Wednesday, May 31, 2006
Peremptory Challenge to Trial Judge Not Allowed on Remand for Filing of Statement of Decision—C.A.
By a MetNews Staff Writer
Where a trial court entered judgment even though a statement of decision had been requested but not prepared, and the appellate court on remand directed the trial court to prepare a statement of decision, the trial judge could not be disqualified under Code of Civil Procedure Sec. 170.6, this district’s Court of Appeal ruled yesterday.
Retired Justice J. Gary Hastings, writing for Div. Four on assignment, said the portion of Sec. 170.6 that allows for a peremptory challenge when the appellate panel has remanded for a “new trial” did not apply.
“We did not remand with directions for the trial court to conduct a new trial,” he said. “Rather, we directed the trial to court to prepare the requested statement of decision to complete the original trial” by filing the statement of decision.
The court acted on a petition by M. Alfred Karlsen, who is seeking a new trial after losing a fraud trial in a commercial dispute with Cannonball Acquisitions.
Karlsen requested a statement of decision following a bench trial before Los Angeles Superior Court Judge Irving Feffer, who directed Cannonball’s attorney to prepare it.
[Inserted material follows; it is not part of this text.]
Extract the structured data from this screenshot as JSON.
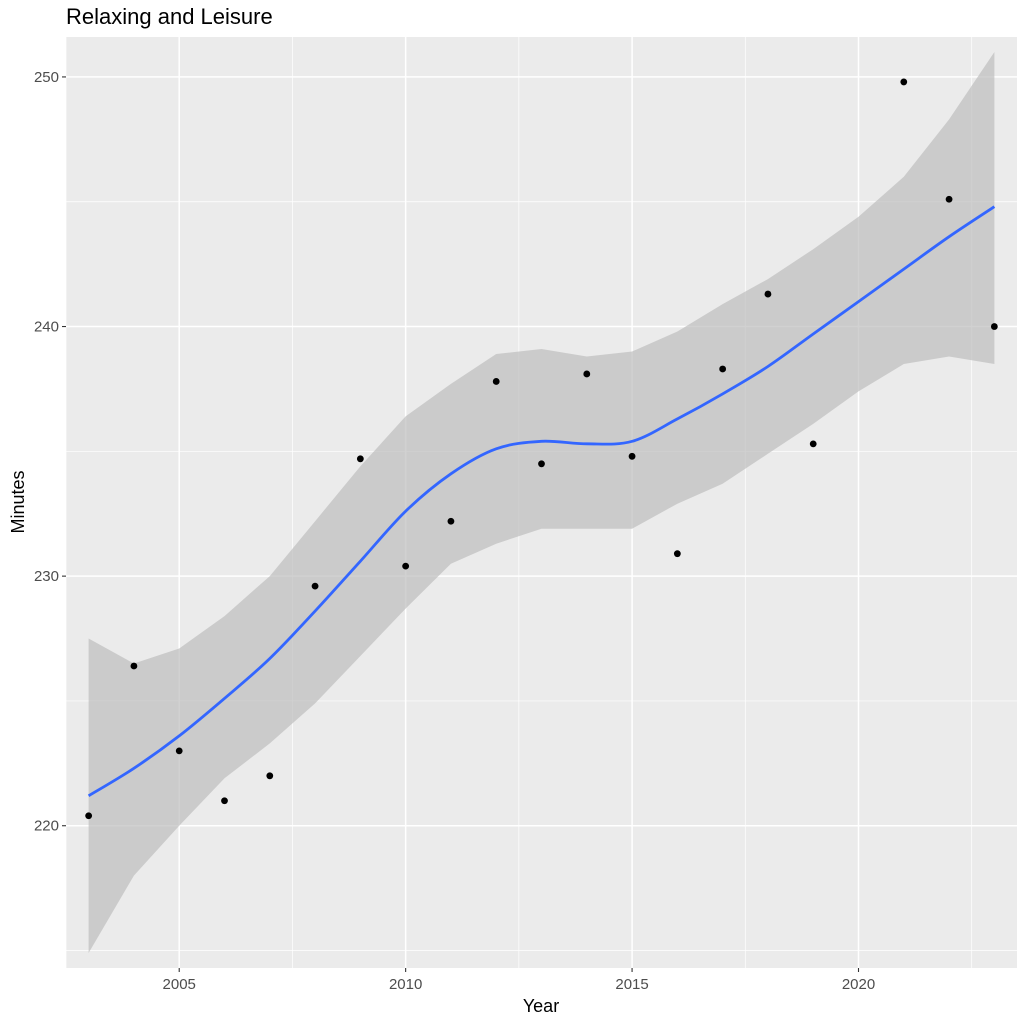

Although Cannonball never prepared the statement, the court entered judgment in Cannonball’s favor over Karlsen’s objection.
Karlsen appealed and the appellate panel reversed with directions that the trial court prepare a statement of decision. Thereafter, Cannonball submitted a proposed statement of decision to the trial court, and Karlsen sought to disqualify Feffer under Sec. 170.6.
Feffer accepted Karlsen’s motion and sent the case to the master calendar judge, who reassigned it to Judge Michael Stern.
After Stern said he would prepare a statement of decision rather than retry the case, Karlsen asked the Court of Appeal to order a retrial before a jury. After the Court of Appeal issued an alternative writ, Stern sent the case back to Feffer.
Choosing to address the merits rather than deem the issue moot, the appellate panel said Feffer should have denied the Sec. 170.6 motion as untimely.
In light of the panel’s instructions and the language of Sec. 170.6, Hastings concluded, the trial court did not have jurisdiction to accept Karlsen’s peremptory challenge and its grant of the motion and everything thereafter was void.
Attorneys on appeal were Hillel Chodos for Karlsen and Ronald L. Gallant for Cannonball.
The case is Karlsen v. Superior Court (Cannonball Acquisitions), B186446.